When a fire resistant safe or enclosure is evaluated, the unit is subject to various test conditions that will expose all six sides of the safe to a fire up to 2000° F from 1 hour up to 3 hours depending on the level of fire protection the product offers. This fire test is accomplished by placing the safe inside a furnace that heats all exposed surfaces to the temperature conditions specified in the test standard. Essentially this testing furnace is a giant oven, capable of reaching and sustaining high temperatures over a certain time curve.

Class 125 Rating and Listing Standard

This rating is the requirement for protecting digital information on magnetic media such as DLT or LTO tapes as well as CD's, DVD's and optical disks. Temperatures inside the protected data safe or media safe must be held below 125-degrees Fahrenheit (51.7-degrees Celsius) for the time period specified, such as Class 125-2 Hour, with temperatures up to 2,000-degrees Fahrenheit (1,093.3-degrees Celsius) outside the vault. The temperature reading is taken on six sides of the inside surfaces of the protective safe.
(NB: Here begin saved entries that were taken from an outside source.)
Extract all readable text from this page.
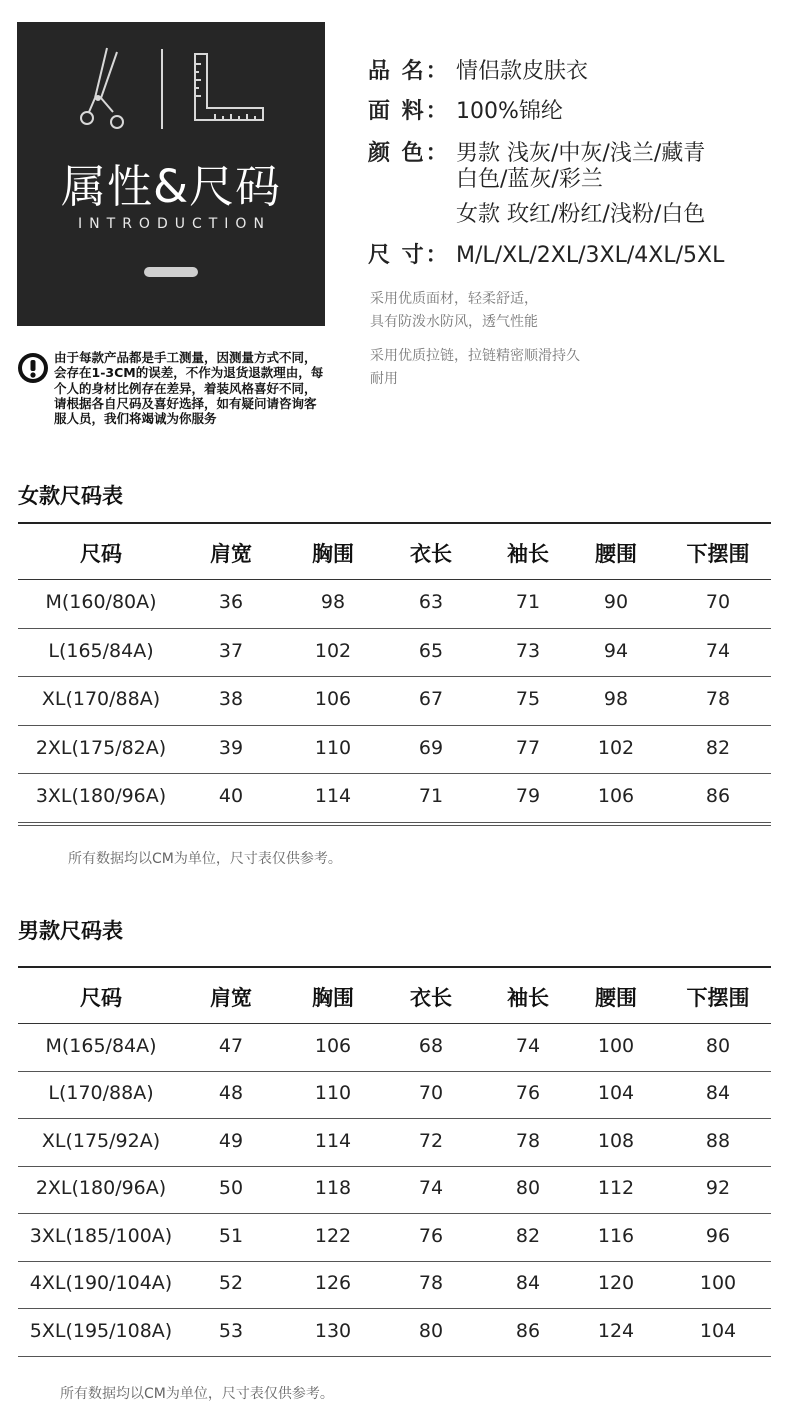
属性&尺码
INTRODUCTION
由于每款产品都是手工测量，因测量方式不同，会存在1-3CM的误差，不作为退货退款理由，每个人的身材比例存在差异，着装风格喜好不同，请根据各自尺码及喜好选择，如有疑问请咨询客服人员，我们将竭诚为你服务
品 名： 情侣款皮肤衣
面 料： 100%锦纶
颜 色： 男款 浅灰/中灰/浅兰/藏青
白色/蓝灰/彩兰
女款 玫红/粉红/浅粉/白色
尺 寸： M/L/XL/2XL/3XL/4XL/5XL
采用优质面材，轻柔舒适，
具有防泼水防风，透气性能
采用优质拉链，拉链精密顺滑持久
耐用
女款尺码表
尺码	肩宽	胸围	衣长	袖长 腰围 下摆围
M(160/80A)	36	98	63	71	90	70
L(165/84A)	37	102	65	73	94	74
XL(170/88A)	38	106	67	75	98	78
2XL(175/82A)	39	110	69	77	102	82
3XL(180/96A)	40	114	71	79	106	86
所有数据均以CM为单位，尺寸表仅供参考。
男款尺码表
尺码	肩宽	胸围	衣长	袖长 腰围 下摆围
M(165/84A)	47	106	68	74	100	80
L(170/88A)	48	110	70	76	104	84
XL(175/92A)	49	114	72	78	108	88
2XL(180/96A)	50	118	74	80	112	92
3XL(185/100A) 51	122	76	82	116	96
4XL(190/104A) 52	126	78	84	120	100
5XL(195/108A) 53	130	80	86	124	104
所有数据均以CM为单位，尺寸表仅供参考。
Maintaining the temperature below 125-degrees F. is critical because data is lost above that temperature threshold, even if the media or hard drives appear to be intact.

This rating for data safes, vault door and vault structures is verified with the UL 72 time/temperature testing standard.

Test Standard

  • UL 72 -- Tests for Fire Resistance of Record Protection Equipment including safes and filing cabinets.

Fire-resistant record protection equipment is rated as follows:

  1. The type of media it intends to protect.
  2. The length of time it provides this level of protection.
  3. Whether the enclosure provides some level of protection against impact (optional).

There are three different class ratings for this type of evaluation: 350, 150 and 125. Class 350-rated devices protect paper products; class 150-rated devices protect magnetic tapes; and class 125-rated devices protect flexible computer disks.